Enabling New Repositories after Installation

If you choose initially to allow Cirrus CI to access all of your repositories, all you need to do is push a .cirrus.yml to start building your repository on Cirrus CI.

If you only allowed Cirrus CI to access certain repositories, then add your new repository to the list of repositories Cirrus CI has access to via this page, then push a .cirrus.yml to start building on Cirrus CI.

Permission Model for GitHub Repositories

When a user triggers a build on Cirrus CI by either pushing a change to a repository, creating a PR or a release, Cirrus CI will associate a corresponding user's permissions with the build and tasks within that build. Those permissions are exposed to tasks with CIRRUS_USER_PERMISSIONS environment variable and are mapped to GitHub's collaborator permissions. of the user for the given repository.
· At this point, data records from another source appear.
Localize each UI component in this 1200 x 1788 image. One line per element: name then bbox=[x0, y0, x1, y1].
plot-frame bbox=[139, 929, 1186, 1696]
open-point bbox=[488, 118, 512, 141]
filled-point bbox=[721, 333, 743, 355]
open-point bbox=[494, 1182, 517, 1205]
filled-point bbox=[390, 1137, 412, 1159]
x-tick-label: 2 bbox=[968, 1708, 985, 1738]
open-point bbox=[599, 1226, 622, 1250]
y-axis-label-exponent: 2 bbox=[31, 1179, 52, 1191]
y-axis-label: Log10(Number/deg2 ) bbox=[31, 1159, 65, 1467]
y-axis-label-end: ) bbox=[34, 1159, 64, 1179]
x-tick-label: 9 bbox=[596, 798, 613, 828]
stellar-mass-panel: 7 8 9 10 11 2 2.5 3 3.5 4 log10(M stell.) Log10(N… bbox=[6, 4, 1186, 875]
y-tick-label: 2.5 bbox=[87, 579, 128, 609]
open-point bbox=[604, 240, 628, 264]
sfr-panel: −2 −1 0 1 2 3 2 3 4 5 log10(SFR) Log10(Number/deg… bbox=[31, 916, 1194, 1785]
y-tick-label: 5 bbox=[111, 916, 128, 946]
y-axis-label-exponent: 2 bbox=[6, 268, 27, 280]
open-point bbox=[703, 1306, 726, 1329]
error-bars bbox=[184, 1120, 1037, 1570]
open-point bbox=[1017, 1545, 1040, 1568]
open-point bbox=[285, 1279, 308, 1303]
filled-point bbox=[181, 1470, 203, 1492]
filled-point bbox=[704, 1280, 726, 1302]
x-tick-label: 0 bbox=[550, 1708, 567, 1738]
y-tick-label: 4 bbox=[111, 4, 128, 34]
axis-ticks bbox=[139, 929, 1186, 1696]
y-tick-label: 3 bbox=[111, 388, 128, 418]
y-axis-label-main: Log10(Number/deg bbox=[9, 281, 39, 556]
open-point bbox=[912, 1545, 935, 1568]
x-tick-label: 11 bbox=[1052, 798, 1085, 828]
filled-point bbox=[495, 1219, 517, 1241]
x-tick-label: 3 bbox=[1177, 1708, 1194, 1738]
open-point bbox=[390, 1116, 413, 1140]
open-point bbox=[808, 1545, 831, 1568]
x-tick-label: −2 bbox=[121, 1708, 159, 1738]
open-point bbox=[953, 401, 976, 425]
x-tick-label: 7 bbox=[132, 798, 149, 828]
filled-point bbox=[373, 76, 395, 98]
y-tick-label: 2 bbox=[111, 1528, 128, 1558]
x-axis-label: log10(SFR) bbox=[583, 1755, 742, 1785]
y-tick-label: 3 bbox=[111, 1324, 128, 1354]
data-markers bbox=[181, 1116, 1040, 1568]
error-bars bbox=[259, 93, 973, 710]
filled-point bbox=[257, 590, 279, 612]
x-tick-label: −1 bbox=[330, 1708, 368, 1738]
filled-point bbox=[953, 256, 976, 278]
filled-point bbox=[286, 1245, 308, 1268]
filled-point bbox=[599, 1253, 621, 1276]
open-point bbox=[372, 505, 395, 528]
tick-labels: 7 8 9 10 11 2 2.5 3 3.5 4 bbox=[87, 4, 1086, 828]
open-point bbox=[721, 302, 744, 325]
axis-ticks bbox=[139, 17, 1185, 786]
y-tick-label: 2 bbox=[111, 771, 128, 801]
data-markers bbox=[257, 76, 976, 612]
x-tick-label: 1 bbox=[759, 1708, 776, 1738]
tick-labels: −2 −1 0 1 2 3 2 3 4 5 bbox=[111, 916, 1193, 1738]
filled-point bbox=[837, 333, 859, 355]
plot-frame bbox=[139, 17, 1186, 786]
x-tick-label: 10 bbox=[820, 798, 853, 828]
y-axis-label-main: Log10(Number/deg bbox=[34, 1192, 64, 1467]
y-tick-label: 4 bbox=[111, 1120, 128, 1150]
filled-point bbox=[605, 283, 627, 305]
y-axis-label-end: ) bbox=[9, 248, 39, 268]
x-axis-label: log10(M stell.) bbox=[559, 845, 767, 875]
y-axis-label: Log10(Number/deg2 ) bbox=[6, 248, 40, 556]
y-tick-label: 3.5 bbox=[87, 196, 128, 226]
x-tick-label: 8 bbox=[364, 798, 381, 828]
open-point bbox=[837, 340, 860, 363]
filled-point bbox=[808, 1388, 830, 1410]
Only tasks with write and admin permissions will be get decrypted values of the encrypted variables.

When working with Cirrus GraphQL API either directly or indirectly through Cirrus CI Web UI, permissions play a key role. Not only one need read permission to view a certain build and tasks of a private repository, but in order to perform any GraphQL mutation one will need at least write permission with a few exceptions:

  • admin permission is required for deleting a repository via RepositoryDeleteMutation.
  • admin permission is required for creating API access tokens via GenerateNewOwnerAccessTokenMutation and GenerateNewScopedAccessTokenMutation.

Note that for public repositories none collaborator permission is mapped to read in order to give public view access to anyone.